Brexit block: EU official says €25bn debt means UK can’t leave

A European Union flag is held in front of the Big Ben clock tower in Parliament Square, London. Paul Hackett
Britain will have to pay the European Union a hefty sum if it is to follow through with Brexit, with claims that an estimated €25 billion is owed to the bloc in unpaid bills.

An outstanding total of €200 billion (£170 billion, $221 billion) has been shifted around by the EU for years, under what Brussels’ mandarins call the “reste à liquider.”

An unnamed senior EU official told German finance website WirtschaftsWoche the British slice of the debt would not be simply written off if Westminster invokes the much debated EU exit clause, Article 50.

“A deal with Great Britain is unthinkable until the Brits settle this liability,” said the source.

However, in the European Commission some lawyers believe the amount would default once Brexit takes place.

Britain reportedly contributes around £136 million a week to the common European pot.

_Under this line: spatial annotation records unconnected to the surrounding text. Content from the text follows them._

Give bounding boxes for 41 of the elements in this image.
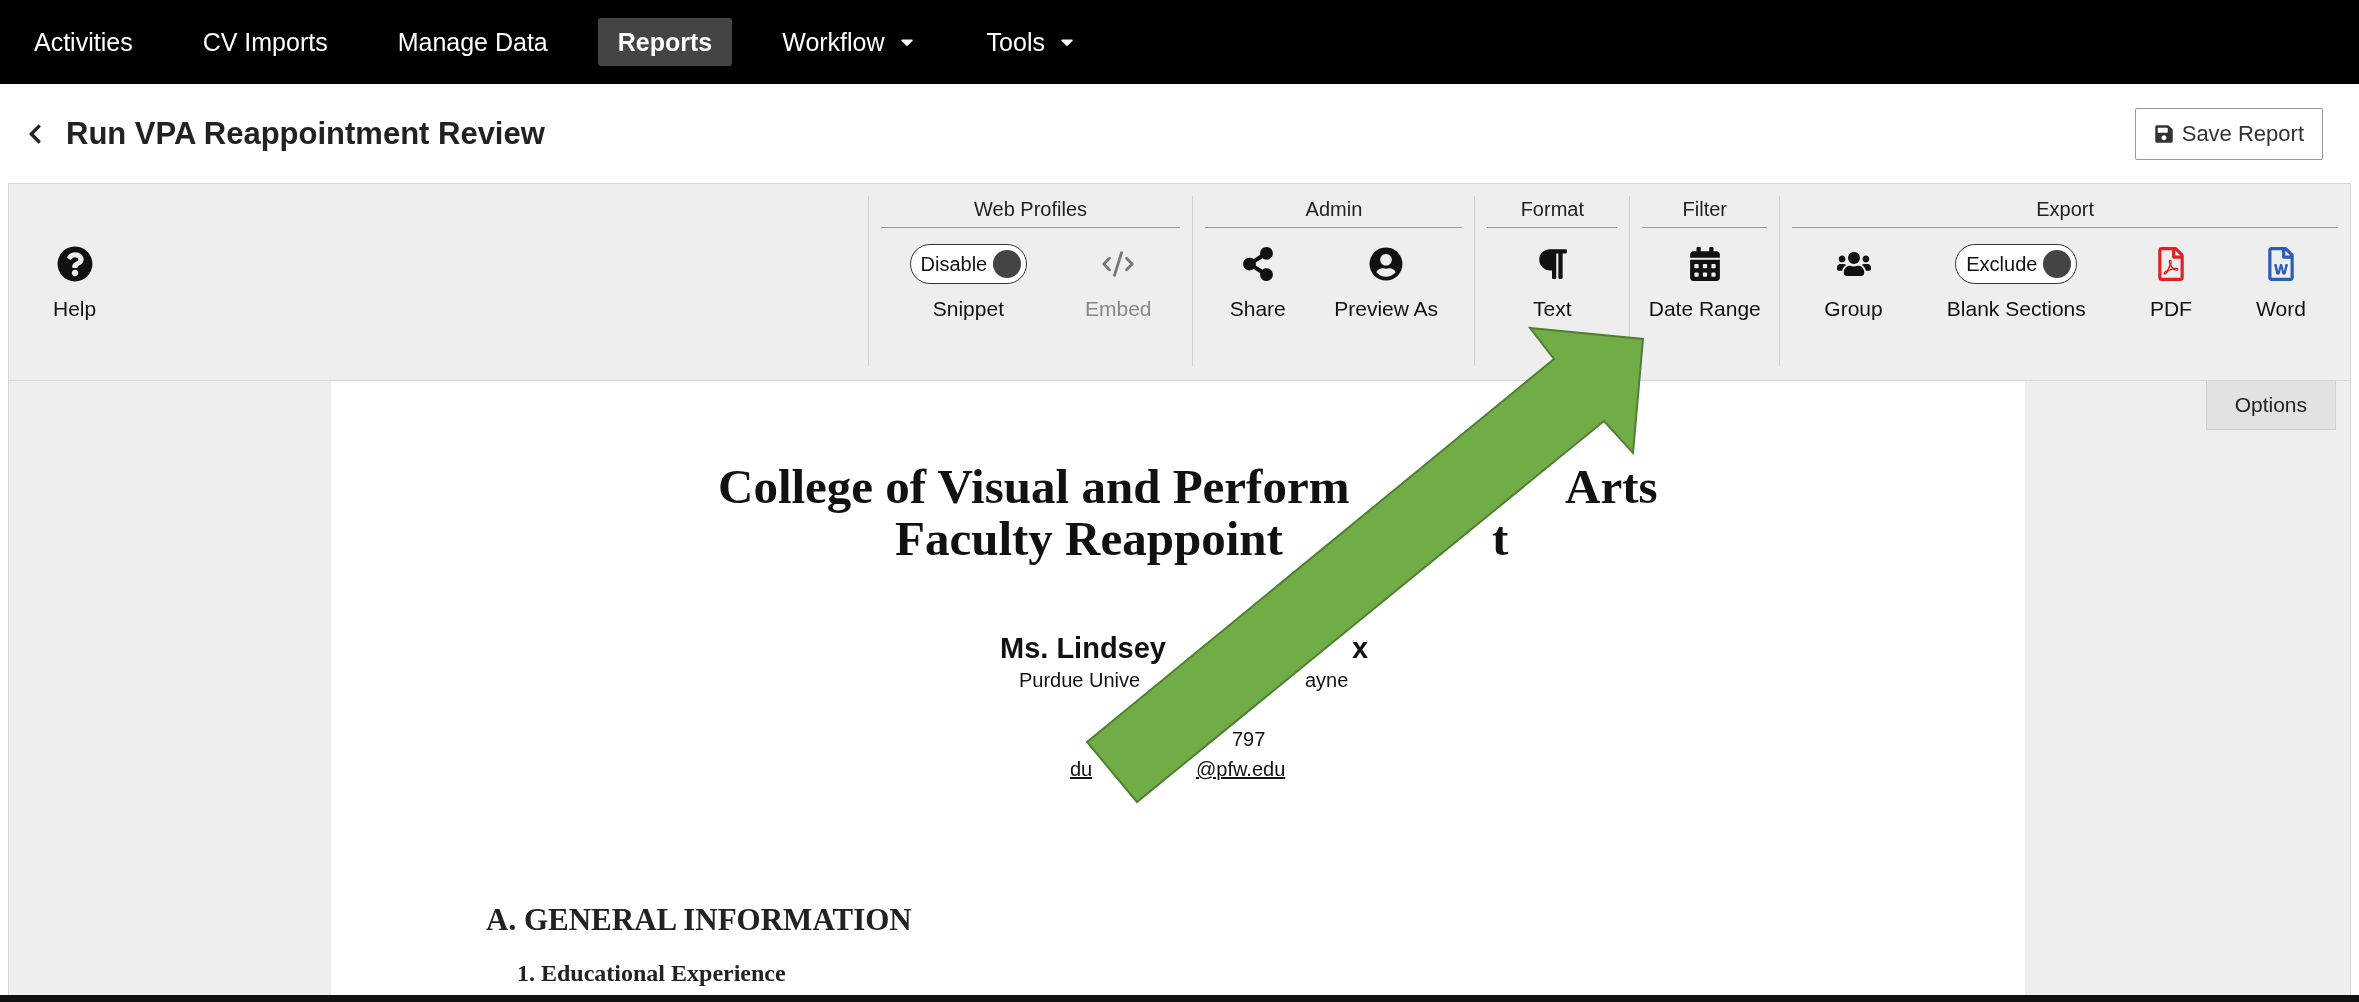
contact-text: Purdue Unive [1019,669,1141,691]
help-icon [56,245,93,282]
group-title: Web Profiles [880,196,1181,228]
person-name: Ms. Lindsey [1000,632,1166,664]
toggle-switch[interactable]: Disable [909,244,1028,284]
contact-text: ayne [1305,669,1349,691]
help-button[interactable]: Help [53,241,97,323]
toolbar-label: Blank Sections [1946,296,2086,322]
toolbar-button[interactable]: Group [1824,242,1883,323]
group-title: Export [1792,196,2338,228]
nav-tab[interactable]: Reports [597,18,733,66]
contact-text: 797 [1232,728,1266,750]
save-button[interactable]: Save Report [2134,107,2323,160]
nav-tab[interactable]: Workflow [762,18,937,66]
group-title: Format [1487,196,1618,228]
toolbar-label: Snippet [932,296,1004,322]
toolbar-button[interactable]: Share [1229,242,1286,323]
page-title: Run VPA Reappointment Review [66,115,545,152]
section-heading: A. GENERAL INFORMATION [486,901,913,939]
toolbar-button[interactable]: Preview As [1334,242,1439,323]
save-icon [2153,123,2174,144]
report-title: t [1492,511,1509,566]
toolbar-button[interactable]: Text [1533,242,1572,323]
nav-tab[interactable]: Tools [966,18,1097,66]
options-tab[interactable]: Options [2205,381,2336,430]
subsection-heading: 1. Educational Experience [517,959,787,988]
nav-tab[interactable]: Manage Data [377,18,568,66]
calendar-icon [1687,247,1722,281]
toolbar-button[interactable]: Word [2256,242,2306,323]
report-title: Faculty Reappoint [895,511,1283,566]
report-title: Arts [1565,459,1658,514]
toolbar-button[interactable]: Date Range [1648,242,1761,323]
person-name: x [1352,632,1369,664]
nav-tab[interactable]: CV Imports [182,18,348,66]
share-icon [1240,247,1275,281]
toggle-switch[interactable]: Exclude [1955,244,2078,284]
group-title: Filter [1642,196,1768,228]
nav-tab[interactable]: Activities [14,18,153,66]
report-title: College of Visual and Perform [718,459,1350,514]
group-title: Admin [1205,196,1463,228]
toolbar-button[interactable]: PDF [2149,242,2192,323]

Between 2016 and 2020 the total contribution would amount to £45.3 billion, according to the Guardian.

But it was not quite that easy to calculate how much each member state owed the joint account, a European Commission spokeswoman told the paper.

“Outstanding commitments are not debt. No member state has outstanding debts to the EU budget,” she said.

A Whitehall representative echoed the sentiment.

“We are about to begin these negotiations and it would be wrong to set out unilateral positions in advance. Brexit means Brexit and we are going to make a success of it.”